Jeng’s essential goal as an artist is to make communities richer and more meaningful through the arts. She strives to make music accessible to audiences of all backgrounds by expanding and rethinking the traditional recital format to include interdisciplinary and interactive elements, all with the aim of encouraging audiences to engage with the artistic experience. Recent projects include, “Music by the Barrel,” which was a concert series at the Ann Arbor Distilling Company in Ann Arbor, “Beyond the Keys: Unlocking Piano Works” which was an interactive concert on the roof of a parking deck performed by her piano pedagogy students, and “Brews-keys” which featured UNCG piano faculty and students at Oden Brewing Company in Greensboro, North Carolina. She also led music workshops that focused on group singing and music as a form of expression through the Prison Creative Arts Project at University of Michigan.
O Blissful Loss of Self: Explorations of Ecstasy in the Music and Poetry of Women: Carole Ott Coelho, Tadeu Coelho, and Dylan Reddish
UNCG School of Music, Tew Recital Hall
Sunday, March 21, 3:30 p.m.
Ecstatic poetry, characterized by experiences of selflessness, suspension of time, and physical or spiritual rapture, has a long and deep tradition throughout many cultures in the world. Women’s voices of ecstasy have historically been silenced, dismissed, or forgotten. This project will explore, celebrate, and reclaim women’s poetic voices and experiences of ecstasy throughout history through a musical commission, a call for compositions by female composers, and free improvisation by flute and soprano duo, Anima Vox (Carole Ott Coelho and Tadeu Coelho) in collaboration with dancer/choreographer Dylan Reddish. As part of the She Can We Can celebration at UNCG, Anima Vox will premier Poemas eróticos by Mexican composer Adriana Romero, perform award winning compositions written specifically for this project, and create an improvised work based on the poetry of women’s rights activist Muna Lee.For more information, please visit www.animavoxduo.com.
Yun Emily Wang
Irna Priore Music and Culture Lecture Series
March 26, 4 p.m.
Streaming event; find tickets and information here: https://vpa.uncg.edu/single-event/yun-emily-wang-irna-priore-music-and-culture-lecture-series/
Dr. Yun Emily Wang holds the Ph.D. in Ethnomusicology from the University of Toronto, having previously earned the M.M. degree in Viola Performance (UNC Greensboro) and the M.A. in Humanities and Social Thought (New York University). The recipient of numerous grants and prizes, including the Charles Seeger Prize, Martin Hatch Prize, Wong Tolbert Prize, and Clara Henderson Prize from the Society for Ethnomusicology, she served on the SEM council as well as the Society’s Diversity Action Committee, and co-chaired the Sound Studies Special Interest Group.
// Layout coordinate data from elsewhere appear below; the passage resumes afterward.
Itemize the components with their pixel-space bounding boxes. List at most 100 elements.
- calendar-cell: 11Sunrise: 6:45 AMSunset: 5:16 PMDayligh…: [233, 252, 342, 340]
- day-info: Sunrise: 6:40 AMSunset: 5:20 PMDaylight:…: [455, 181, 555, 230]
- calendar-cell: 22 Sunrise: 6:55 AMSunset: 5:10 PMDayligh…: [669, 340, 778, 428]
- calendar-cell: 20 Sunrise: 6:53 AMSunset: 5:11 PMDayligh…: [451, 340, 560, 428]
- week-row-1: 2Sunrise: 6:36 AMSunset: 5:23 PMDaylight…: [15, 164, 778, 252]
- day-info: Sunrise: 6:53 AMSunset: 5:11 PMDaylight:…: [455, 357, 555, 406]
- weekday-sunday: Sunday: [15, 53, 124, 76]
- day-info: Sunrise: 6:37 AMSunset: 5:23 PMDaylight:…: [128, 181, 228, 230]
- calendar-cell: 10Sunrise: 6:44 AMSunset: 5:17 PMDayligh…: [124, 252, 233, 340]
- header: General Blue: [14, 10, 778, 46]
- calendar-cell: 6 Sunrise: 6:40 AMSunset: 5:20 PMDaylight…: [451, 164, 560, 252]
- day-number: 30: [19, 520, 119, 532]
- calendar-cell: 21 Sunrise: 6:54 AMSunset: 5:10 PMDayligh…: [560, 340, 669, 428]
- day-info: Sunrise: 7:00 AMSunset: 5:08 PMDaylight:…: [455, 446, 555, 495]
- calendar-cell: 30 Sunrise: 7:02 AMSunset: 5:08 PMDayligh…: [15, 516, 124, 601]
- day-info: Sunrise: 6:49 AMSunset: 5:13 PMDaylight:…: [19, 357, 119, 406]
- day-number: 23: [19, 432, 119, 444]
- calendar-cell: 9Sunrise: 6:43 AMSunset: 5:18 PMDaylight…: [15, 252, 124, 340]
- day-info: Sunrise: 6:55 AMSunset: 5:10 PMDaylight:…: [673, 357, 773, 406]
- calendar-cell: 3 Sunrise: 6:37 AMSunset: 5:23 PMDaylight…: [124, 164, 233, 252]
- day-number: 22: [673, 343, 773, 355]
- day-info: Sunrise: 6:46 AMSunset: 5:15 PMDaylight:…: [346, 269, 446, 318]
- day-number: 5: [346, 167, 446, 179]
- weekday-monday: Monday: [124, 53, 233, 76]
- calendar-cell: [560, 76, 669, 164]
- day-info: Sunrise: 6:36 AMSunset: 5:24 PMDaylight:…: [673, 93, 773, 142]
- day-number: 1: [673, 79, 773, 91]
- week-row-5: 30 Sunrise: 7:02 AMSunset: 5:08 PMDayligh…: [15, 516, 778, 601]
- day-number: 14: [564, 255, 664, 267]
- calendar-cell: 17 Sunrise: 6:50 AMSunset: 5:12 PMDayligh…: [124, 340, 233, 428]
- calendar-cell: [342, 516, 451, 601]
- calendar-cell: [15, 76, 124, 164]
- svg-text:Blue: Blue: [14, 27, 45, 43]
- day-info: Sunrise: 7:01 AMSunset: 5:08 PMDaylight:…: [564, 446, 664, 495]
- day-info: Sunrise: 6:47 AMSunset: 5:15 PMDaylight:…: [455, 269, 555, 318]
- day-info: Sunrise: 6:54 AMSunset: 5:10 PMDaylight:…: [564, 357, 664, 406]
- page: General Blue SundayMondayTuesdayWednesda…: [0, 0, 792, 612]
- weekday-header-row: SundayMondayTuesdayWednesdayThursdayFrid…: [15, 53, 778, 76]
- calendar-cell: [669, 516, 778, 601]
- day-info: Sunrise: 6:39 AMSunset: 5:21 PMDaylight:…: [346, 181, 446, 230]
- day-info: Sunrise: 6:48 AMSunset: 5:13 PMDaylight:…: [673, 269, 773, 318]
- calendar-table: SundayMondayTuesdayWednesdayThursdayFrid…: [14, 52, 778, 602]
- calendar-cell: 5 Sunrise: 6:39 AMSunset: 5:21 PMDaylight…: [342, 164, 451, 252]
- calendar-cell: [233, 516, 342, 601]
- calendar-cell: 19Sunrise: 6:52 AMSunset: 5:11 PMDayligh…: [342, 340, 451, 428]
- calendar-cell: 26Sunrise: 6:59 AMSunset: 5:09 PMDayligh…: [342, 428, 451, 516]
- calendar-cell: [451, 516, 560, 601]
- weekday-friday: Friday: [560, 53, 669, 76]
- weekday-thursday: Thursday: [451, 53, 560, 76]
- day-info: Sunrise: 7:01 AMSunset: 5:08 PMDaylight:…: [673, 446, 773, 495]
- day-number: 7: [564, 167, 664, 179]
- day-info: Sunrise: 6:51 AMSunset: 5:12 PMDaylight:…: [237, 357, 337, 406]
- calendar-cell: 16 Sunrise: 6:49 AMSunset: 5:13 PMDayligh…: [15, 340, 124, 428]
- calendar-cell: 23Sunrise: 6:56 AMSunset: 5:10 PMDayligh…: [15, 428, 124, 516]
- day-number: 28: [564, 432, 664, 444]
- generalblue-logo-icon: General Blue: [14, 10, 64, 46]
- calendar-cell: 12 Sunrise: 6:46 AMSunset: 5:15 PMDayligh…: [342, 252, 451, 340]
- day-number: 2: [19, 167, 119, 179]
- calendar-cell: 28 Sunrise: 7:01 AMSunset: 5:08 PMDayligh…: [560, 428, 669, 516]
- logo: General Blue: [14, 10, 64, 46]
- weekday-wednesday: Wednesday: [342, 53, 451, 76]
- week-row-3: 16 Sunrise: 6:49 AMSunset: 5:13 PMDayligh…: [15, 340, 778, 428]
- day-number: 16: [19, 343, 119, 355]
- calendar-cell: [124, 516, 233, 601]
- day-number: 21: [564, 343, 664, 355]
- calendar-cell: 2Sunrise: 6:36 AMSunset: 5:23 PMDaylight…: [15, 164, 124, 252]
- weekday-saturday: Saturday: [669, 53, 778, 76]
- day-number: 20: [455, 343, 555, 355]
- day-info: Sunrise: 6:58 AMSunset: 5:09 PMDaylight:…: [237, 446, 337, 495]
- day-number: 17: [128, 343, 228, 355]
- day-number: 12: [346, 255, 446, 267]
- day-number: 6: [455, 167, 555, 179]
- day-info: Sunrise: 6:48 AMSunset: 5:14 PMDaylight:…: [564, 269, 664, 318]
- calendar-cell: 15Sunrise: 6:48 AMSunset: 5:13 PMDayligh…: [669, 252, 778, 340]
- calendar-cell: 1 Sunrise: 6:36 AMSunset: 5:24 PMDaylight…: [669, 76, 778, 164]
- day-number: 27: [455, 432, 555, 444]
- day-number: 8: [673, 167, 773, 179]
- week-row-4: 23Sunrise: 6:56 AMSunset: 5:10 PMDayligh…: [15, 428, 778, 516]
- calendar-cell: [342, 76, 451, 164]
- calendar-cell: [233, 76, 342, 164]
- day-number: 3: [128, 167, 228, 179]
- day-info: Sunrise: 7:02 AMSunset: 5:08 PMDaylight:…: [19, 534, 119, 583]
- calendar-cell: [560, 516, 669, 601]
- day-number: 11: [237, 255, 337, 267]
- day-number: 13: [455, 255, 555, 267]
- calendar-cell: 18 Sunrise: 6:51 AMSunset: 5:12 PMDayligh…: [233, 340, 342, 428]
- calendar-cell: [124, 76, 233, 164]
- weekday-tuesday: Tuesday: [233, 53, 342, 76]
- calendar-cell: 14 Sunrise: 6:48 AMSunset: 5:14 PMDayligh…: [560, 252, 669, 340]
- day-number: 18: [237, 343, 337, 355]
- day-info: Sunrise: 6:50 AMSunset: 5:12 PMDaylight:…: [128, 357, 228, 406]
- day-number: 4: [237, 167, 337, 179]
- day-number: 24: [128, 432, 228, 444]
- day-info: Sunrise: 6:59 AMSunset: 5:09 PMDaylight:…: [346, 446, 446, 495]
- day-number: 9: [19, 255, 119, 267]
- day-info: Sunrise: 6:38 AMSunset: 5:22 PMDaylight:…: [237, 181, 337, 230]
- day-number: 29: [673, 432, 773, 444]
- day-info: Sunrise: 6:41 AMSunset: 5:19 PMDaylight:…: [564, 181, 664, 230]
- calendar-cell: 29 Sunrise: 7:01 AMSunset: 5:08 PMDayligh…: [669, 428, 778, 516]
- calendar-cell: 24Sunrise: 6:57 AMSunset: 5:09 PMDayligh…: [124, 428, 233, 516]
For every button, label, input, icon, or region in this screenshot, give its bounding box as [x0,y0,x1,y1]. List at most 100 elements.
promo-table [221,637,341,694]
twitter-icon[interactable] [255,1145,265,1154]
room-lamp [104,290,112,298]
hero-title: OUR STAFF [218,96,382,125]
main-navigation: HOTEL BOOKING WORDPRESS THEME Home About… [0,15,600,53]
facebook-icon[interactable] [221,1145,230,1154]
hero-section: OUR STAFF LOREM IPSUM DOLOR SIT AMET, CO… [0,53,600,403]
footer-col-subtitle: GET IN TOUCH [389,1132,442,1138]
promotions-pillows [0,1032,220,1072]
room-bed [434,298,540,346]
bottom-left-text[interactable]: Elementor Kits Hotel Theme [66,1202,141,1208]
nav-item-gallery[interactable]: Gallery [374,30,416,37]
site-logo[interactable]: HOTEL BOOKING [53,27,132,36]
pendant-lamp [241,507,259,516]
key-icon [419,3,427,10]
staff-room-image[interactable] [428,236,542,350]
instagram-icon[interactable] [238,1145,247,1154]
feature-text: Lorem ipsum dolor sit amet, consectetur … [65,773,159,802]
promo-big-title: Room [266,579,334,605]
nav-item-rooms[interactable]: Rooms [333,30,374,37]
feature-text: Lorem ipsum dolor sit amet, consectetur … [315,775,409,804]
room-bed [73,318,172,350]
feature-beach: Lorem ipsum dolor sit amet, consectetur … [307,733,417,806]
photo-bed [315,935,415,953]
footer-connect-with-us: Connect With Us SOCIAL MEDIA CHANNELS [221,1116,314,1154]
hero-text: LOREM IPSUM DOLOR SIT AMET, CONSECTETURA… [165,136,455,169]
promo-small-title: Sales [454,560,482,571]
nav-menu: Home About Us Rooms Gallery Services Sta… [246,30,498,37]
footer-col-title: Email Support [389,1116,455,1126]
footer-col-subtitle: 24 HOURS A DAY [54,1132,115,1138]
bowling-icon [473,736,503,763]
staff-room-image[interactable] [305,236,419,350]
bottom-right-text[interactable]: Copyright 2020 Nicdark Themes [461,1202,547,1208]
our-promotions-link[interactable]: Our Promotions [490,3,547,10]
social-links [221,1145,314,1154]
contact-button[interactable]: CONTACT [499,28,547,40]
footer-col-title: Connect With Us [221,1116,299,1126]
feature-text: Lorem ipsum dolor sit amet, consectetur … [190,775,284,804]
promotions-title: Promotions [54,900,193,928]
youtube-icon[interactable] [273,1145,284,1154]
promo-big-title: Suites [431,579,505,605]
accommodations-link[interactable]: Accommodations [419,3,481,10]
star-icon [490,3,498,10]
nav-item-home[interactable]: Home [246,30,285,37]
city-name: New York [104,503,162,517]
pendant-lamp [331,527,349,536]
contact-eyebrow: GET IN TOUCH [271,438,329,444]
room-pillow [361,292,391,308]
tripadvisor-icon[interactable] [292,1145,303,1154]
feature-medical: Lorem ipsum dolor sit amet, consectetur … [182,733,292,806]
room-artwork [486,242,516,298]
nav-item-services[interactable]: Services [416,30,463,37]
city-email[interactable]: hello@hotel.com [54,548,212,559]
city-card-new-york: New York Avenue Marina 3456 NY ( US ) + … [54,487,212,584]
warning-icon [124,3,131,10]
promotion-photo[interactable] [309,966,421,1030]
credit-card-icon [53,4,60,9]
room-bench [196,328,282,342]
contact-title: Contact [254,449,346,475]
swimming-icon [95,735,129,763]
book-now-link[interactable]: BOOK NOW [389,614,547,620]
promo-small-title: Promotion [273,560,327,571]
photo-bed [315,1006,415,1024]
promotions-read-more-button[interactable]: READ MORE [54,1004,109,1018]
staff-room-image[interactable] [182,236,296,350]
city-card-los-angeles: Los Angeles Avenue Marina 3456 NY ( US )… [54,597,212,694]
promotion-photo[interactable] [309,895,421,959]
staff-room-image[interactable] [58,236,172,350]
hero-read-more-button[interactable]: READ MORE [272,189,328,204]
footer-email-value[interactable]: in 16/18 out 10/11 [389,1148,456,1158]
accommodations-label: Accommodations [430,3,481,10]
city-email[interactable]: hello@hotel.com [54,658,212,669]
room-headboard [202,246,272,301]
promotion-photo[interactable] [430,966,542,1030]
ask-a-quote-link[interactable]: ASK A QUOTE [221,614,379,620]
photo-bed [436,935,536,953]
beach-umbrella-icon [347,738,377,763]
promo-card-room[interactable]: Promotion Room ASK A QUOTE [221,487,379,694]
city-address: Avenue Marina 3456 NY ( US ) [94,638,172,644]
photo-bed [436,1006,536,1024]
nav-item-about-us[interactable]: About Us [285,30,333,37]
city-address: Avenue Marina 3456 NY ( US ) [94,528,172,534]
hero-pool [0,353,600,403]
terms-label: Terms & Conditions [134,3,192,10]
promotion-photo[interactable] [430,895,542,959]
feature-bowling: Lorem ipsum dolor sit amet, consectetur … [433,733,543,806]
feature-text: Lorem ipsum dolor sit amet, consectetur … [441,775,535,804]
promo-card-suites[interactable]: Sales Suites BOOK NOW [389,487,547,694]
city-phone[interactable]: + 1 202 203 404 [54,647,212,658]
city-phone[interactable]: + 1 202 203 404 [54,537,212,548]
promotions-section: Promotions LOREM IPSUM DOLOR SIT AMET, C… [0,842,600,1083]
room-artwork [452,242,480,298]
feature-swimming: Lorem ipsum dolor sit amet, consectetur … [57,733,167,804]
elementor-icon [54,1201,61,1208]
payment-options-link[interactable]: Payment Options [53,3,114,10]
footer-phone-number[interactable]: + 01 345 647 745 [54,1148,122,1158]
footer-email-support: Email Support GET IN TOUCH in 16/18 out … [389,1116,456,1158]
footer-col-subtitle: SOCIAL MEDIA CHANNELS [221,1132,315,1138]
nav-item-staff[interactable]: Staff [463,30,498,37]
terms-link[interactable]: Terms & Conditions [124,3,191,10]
She is currently completing a book manuscript, “Sounding ‘Homes’ and Making Do in Sinophone Toronto,” which draws on long-term ethnographic fieldwork to argue for the critical role of everyday sounding and listening in how people come to know themselves as diasporic subjects within state multiculturalism.
Her research interests include the experiences and politics of transnational migration with an emphasis on sound studies; gender and sexuality; Asian America; and exploration of the micro-social intersections between history, biography, and interpersonal relationships.